Bias in Results and Difficulties in Compliance with the Regulator. Today, the Predictive Analytics segment in healthcare is not regulated by any standard act or government agency. Given that this rule is strictly enforced in all other segments related to healthcare, this fact is surprising. There is no doubt that the appearance of a standard act regulating the development of predictive analytics tools is not far off. Nevertheless, so far all medical institutions have to rely only on the conscience of the predictive analytics healthcare companies. At the same time, the algorithm underlying any predictive analytics tool may remain biased and produce unqualified results. All this is also due to the lack of clear rules and laws regarding the development of predictive analytics software.
The additional technical burden on doctors. A predictive analytics tool is sophisticated software that performs complex processes. And although it allows you to automate and get rid of some manual routine tasks, its work still depends on the technical knowledge of the medical specialists who work with it. Hence, there is an additional burden on doctors, since now they need not only to be professionals in their field but also to have serious skills in using computers and software. One of the ways out of this situation is the already applied development method, in which doctors are involved in the process of creating a predictive analytics tool from the earliest stages so that the final software exactly meets the needs of doctors and is understandable to them.
Predictive analytics in the healthcare segment is of great interest both for investors and software vendors, as well as for medical institutions and all representatives of the healthcare industry. There is no doubt that this technology will gain a foothold in the market for a long time and will only gain momentum, attracting more and more investments from both venture capital funds and rich countries. We continue to monitor the development of this market and advise you to take a closer look at it.
Predictive analytics in the healthcare industry is computer software that analyzes large data sets, including patient data from EHR systems, in order to predict the nearest trends both in the health of an individual patient and in the industry as a whole.

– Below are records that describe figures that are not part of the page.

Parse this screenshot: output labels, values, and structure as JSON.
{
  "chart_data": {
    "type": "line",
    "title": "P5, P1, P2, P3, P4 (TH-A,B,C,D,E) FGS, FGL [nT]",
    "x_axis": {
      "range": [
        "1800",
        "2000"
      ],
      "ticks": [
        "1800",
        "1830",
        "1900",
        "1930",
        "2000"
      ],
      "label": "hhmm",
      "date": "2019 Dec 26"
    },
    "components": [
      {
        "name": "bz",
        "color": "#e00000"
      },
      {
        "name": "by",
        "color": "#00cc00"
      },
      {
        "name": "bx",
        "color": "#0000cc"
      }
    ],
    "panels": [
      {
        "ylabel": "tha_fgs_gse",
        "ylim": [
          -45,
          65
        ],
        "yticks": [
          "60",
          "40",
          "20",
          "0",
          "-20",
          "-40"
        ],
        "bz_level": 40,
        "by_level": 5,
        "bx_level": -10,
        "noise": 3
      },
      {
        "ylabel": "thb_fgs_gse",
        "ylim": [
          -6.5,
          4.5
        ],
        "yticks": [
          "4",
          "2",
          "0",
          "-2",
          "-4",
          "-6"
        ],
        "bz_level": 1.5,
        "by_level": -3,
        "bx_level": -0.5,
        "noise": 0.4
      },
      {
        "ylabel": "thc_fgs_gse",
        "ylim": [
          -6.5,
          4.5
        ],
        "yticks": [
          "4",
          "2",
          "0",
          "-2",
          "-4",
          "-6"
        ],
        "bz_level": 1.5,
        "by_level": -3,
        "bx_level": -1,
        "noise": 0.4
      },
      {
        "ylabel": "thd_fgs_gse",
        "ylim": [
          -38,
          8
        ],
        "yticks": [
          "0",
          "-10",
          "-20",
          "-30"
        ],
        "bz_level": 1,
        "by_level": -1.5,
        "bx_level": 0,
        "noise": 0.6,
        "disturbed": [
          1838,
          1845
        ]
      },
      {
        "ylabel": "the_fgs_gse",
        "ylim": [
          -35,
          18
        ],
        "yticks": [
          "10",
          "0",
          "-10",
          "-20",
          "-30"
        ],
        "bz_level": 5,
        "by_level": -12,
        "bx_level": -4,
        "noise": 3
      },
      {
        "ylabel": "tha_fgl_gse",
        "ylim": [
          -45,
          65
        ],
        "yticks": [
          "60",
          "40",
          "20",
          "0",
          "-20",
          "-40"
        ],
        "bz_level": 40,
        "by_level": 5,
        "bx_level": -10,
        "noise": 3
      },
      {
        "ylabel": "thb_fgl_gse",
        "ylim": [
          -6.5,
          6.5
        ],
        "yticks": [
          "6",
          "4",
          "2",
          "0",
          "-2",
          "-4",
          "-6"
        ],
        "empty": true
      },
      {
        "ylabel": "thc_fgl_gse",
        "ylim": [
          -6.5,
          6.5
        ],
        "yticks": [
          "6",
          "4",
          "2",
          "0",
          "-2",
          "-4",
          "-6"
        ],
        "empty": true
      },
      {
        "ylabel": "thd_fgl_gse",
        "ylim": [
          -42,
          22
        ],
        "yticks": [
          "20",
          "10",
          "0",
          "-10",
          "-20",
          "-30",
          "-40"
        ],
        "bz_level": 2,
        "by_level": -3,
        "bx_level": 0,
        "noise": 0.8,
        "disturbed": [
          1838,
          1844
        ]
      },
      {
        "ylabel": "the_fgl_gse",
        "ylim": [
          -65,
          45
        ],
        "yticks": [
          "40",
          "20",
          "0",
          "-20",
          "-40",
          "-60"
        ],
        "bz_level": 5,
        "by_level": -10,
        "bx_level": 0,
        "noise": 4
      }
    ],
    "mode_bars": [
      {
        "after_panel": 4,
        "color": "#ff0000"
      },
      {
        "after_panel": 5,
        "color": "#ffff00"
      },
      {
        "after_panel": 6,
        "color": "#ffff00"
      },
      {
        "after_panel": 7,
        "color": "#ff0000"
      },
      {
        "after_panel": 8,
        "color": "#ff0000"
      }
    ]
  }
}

By analyzing the behavioral & medical data of an individual patient, predictive analytics software can adjust the treatment method, predict the development of chronic diseases and, in general, provide a more custom approach to treatment.
There is nothing more important than the health of the patient and the medical staff is well aware of this. Any measures aimed at improving the quality of medical services are justified. Predictive analytics software is not only helping to improve this service but is also reforming the healthcare industry as a whole, allowing doctors to anticipate the vector of the industry's development and the emergence of new diseases and epidemics.